Did some experimenting, if you put ffmpeg and ffprobe in the same directory, it plays nicer with the commands I read about here:
https://old.reddit.com/r/youtubedl/wiki/howdoidownloadpartsofavideo
As a quick example, you can now simply use --download-sections "*93-111" to download the part between 93 seconds and 111 seconds. For more accurate cutting, you can also use --force-keyframes-at-cuts
Useful, and include that keyframe command.
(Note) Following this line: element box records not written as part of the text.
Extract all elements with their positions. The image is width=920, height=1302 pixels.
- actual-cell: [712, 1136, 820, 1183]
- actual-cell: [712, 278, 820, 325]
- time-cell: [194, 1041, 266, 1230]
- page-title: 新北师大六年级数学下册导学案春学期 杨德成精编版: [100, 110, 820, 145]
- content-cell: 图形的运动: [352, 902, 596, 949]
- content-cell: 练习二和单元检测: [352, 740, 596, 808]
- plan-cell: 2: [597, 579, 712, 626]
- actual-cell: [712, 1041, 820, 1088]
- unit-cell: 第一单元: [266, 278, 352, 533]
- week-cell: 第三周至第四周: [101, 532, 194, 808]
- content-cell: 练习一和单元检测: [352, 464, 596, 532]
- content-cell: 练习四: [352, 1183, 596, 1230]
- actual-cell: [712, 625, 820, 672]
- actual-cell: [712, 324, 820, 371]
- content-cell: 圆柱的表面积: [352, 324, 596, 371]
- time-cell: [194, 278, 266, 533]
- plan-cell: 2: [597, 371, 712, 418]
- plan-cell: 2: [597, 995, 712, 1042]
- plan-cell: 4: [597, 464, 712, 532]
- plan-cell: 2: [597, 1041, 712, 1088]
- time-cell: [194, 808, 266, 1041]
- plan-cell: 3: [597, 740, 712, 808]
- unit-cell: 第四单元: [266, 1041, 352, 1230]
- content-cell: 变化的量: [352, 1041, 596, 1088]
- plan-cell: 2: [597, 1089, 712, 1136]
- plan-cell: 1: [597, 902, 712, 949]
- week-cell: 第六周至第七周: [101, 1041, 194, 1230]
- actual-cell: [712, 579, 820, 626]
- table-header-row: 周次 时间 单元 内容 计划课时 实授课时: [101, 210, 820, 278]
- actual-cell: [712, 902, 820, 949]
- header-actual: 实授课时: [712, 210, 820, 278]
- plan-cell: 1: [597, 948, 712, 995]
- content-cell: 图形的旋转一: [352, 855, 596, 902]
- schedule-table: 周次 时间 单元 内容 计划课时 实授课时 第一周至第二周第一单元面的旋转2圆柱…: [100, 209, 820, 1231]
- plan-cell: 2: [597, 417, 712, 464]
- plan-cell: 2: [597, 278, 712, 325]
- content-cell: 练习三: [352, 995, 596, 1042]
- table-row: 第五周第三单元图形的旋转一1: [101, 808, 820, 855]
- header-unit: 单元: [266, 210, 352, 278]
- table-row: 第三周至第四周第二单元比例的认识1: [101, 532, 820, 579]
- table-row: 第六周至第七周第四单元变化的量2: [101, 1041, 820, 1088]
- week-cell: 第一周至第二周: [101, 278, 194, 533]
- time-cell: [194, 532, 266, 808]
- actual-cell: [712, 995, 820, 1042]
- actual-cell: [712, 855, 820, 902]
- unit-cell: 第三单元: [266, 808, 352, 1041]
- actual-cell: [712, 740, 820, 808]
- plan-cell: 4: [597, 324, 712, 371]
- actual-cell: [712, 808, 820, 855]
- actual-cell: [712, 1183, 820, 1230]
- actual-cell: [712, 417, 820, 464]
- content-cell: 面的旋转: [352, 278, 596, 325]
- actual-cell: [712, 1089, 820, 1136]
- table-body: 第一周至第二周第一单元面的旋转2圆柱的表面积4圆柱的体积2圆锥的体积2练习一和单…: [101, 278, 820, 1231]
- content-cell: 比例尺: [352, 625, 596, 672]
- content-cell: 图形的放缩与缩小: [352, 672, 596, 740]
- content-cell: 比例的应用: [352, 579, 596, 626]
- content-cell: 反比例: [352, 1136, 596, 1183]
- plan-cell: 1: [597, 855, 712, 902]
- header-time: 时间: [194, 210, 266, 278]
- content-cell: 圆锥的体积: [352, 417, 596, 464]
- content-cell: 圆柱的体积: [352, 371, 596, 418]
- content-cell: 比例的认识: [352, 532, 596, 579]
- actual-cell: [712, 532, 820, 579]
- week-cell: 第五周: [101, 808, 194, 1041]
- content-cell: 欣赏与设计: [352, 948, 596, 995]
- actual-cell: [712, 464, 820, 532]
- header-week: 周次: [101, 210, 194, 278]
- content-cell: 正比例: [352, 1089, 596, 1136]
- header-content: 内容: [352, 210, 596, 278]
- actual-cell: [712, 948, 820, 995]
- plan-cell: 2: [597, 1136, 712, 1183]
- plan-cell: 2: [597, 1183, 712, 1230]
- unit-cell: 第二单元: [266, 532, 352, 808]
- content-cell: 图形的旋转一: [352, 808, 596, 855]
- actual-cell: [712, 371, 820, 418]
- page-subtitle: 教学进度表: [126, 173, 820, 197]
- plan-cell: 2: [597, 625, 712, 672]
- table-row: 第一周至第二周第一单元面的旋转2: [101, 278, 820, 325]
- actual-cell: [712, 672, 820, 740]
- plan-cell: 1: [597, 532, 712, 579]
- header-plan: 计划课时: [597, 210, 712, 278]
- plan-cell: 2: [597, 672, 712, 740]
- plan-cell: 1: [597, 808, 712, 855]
For whatever reason, though, ffmpeg still wasn't playing nice with the video, so I had to manually select a format that it didn't hate (
yt-dlp --list-formats "https://www.youtube.com/watch?v=-oWy9oEnwrI"
.
That 299-dash is a lie btw, when I tried DL'ing 299, it was video/no audio, 299-dash was audio/no video, real weird, so I ended up entering
-f 299+bestaudio
, which worked
My final command using your video linked ended up like this, downloading between 13327 and 13342 seconds, 15 second clip:
yt-dlp --download-sections "*13327-13342" --force-keyframes-at-cuts --concurrent-fragments 16 -o name.mkv -f 299+bestaudio "https://www.youtube.com/watch?v=-oWy9oEnwrI"
I cut out a bit of my struggles, but this should give you an idea of how to do it yourself hopefully.